Rizka yang mulanya menanggapi Umar seadanya, mulai mendekatkan kepala dan menjulurkan telinga ke arah depan, meski terhalang helm, ia berusaha mendengar tiap kalimat yang diucapkan Umar.

“Iya Mbak, tapi tetap beda rasanya. Kalau saya lihat tu di medsos kawan-kawan saya tu ada yang jadi sales mobil, sudah sukses. Ada yang usaha punya agen gas dan gallon sendiri, sudah sukses juga. Ada juga yang kerjanya ke luar negeri mulu. Ada wartawan yang meliput olahraga apa aja, jadi dia sering kemana-mana gitu Mbak. Saya mah di sini-sini aja hahaha.”

“Yah, Mas, medsos mah jangan jadi patokan. Kan yang kita tahu ga sepenuhnya. Siapa tahu masalahnya mereka lebih berat.”

“Bener Mbak. Cuma saya ngerasanya kok kawan-kawan saya sudah sampai di tahapan jauh gitu, sementara saya di sini-sini aja. Kadang lihatnya senang, sudah pada sukses. Kadang juga saya iri dan minder Mbak. Makanya saya @#$%^&*()!?/<-+=&^%”

“Hah, gimana Mas?”

“Iyaa makanya saya kalau diajak ketemu kumpul-kumpul reunian gitu nggak pernah mau Mbak. Malu sama diri sendiri.”

“Wah jangan gitu Mas, masa gara-gara Cuma lihat di medsos teman-temannya Mas sudah keliatan sukses terus silaturahmi jadi putus juga.”

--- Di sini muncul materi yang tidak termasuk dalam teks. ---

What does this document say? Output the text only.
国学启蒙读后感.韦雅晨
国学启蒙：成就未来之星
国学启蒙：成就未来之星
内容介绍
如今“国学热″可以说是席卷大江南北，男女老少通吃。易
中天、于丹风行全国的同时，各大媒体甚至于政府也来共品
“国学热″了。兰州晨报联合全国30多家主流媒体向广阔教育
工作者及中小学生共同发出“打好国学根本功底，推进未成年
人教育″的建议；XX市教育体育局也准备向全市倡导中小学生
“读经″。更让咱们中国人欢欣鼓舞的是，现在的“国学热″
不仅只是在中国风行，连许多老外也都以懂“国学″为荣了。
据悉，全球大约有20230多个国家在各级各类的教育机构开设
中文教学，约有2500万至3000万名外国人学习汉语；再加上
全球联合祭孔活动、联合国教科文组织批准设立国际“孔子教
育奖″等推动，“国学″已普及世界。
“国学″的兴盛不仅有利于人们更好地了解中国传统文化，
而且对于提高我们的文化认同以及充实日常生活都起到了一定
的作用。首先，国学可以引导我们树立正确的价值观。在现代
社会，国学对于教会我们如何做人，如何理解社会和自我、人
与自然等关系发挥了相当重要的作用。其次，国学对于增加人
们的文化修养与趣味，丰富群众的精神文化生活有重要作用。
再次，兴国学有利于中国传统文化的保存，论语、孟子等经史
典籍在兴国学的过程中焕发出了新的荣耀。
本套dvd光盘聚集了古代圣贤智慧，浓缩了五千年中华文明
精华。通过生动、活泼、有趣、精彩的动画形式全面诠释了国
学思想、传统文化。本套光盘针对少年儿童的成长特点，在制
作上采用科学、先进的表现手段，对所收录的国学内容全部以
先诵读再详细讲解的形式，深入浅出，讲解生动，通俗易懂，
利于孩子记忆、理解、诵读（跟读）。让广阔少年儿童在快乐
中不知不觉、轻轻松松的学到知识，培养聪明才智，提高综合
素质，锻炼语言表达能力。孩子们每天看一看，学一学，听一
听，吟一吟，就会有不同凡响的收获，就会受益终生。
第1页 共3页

“Bukan gitu Mbak, saya takut nggak nyambung aja gitu. Kan sudah beda dunianya bukan sekolah lagi.”

“Iya tapi kalua memang Namanya teman lama sih harusnya pada ngerti situasinya yang sekarang.”

“Iya sih Mbak. Ngomong-ngomong sudah mau sampai ni Mbak. Padahal masih seru ngobrolnya saya masih mau curhat hahaha.”

“Ya siapa tau nanti lain kali ketemu lagi Mas.”

“Susah Mbak, kan yang ngojek bukan Cuma saya hahaha.”

Rizka tidak membalas kalimat Umar. Ada diam sesaat, dan tak lama kemudian tiba di tujuan. Setelah menurunkan Rizka di tempat. Umar berniat menyudahi petualangan mencari rupiah hari itu. Ia merasa hari ini mesti disudahi dengan pulang ke rumah dan beristirahat. Di jalan pulang, bayang-bayang kesuksesan kawan-kawan sekolahnya dulu masih mengikuti.